Внутренности дома уже достаточно жарко полыхали, но пламя пока вырывалось только через разбитые окна. Так что оставался шанс выйти на улицу, не напрягаясь с выбиванием досок забора.
Опыт не подвёл. И здесь дверца на огород была заперта на простецкую «вертушку». А дверь со двора на улицу — только на защёлку английского замка. Подобрал брошенное у забора ружьё и поковылял к затону. Мимо ещё трёх пожарищ, полыхающих в «петушином углу». Да и пофиг, что меня увидят и узнают: сильнее бояться будут. И не рискнут в следующий раз лезть с дурными намерениями. Они же, те, кто видит меня, уже знают, что случилось там, возле брандвахты, из-за чего это случилось.
Ковылял долго, с двумя передышками, во время которых один раз прижал седалище к багажнику просевшего на спущенных колёсах «жилулёнка», а второй — к лавочке у какого-то дома. Пока не начинала отпускать тошнота и боль, а перед глазами «рассасываться» плывущие чёрные круги, любовался зажжёнными мной «кострами». Ничего, день сегодня не ветренный, соседние дома не загорятся!

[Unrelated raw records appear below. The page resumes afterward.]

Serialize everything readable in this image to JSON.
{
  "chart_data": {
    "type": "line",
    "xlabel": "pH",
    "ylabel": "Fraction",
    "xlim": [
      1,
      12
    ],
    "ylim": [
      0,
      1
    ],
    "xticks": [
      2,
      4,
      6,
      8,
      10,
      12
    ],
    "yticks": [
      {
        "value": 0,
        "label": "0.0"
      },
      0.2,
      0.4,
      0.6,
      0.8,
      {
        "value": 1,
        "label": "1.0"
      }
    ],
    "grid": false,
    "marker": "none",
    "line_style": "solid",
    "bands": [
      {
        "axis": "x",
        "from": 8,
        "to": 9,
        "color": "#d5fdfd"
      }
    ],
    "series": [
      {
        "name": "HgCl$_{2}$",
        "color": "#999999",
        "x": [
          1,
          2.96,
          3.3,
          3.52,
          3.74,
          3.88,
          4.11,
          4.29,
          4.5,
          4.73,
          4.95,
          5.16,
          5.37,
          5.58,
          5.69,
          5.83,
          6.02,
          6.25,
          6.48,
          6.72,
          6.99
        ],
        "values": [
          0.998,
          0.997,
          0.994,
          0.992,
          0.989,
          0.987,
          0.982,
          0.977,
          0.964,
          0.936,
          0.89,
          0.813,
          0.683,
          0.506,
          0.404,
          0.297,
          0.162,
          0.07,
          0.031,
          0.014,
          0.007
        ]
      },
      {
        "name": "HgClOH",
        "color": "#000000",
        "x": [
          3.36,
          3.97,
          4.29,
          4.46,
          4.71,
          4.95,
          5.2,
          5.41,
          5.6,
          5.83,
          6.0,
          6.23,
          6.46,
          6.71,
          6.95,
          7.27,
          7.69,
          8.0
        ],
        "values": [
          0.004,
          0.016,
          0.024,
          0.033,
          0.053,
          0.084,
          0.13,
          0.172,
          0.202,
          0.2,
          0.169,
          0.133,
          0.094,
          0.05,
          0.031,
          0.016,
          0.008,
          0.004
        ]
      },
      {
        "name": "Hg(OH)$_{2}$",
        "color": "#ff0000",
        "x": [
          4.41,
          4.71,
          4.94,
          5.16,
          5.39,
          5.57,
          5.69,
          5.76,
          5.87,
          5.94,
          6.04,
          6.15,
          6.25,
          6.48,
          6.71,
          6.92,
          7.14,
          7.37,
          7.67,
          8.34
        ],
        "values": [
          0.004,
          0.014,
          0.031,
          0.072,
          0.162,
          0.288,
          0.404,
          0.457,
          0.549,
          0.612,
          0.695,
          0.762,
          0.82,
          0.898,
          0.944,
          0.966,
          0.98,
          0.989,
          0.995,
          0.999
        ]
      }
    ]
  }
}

Перед тем, как влезать в лодку, всё-таки блеванул. Но с утра я специально ничего не жрал, так что «стравил» только немного желудочного сока, и от этого чуть полегчало.
Не сильно, но полегчало. Так что всю дорогу до новой стоянки брандвахты я боялся, что пока я валяюсь в отключке, мотор лодки, уткнувшейся в берег, сожжёт весь бензин, а потом меня утащит течением хрен знает куда. Или лодка вообще перевернётся, врезавшись в обрыв, и я отправлюсь на корм рыбам.
Звук лодочного мотора услышали издалека, и почти все вылезли на палубу. Убедиться, что это именно я возвращаюсь, а не кто-то чужой пожаловал в гости. А я даже неплохо притёрся к борту брандвахты, хоть и выполнял этот манёвр, что называется, «на автопилоте». И только когда «Казанка» уткнулась в лесенку для подъёма купальщиков из воды, пробормотал:
— Ребята, я не смогу сам забраться на палубу.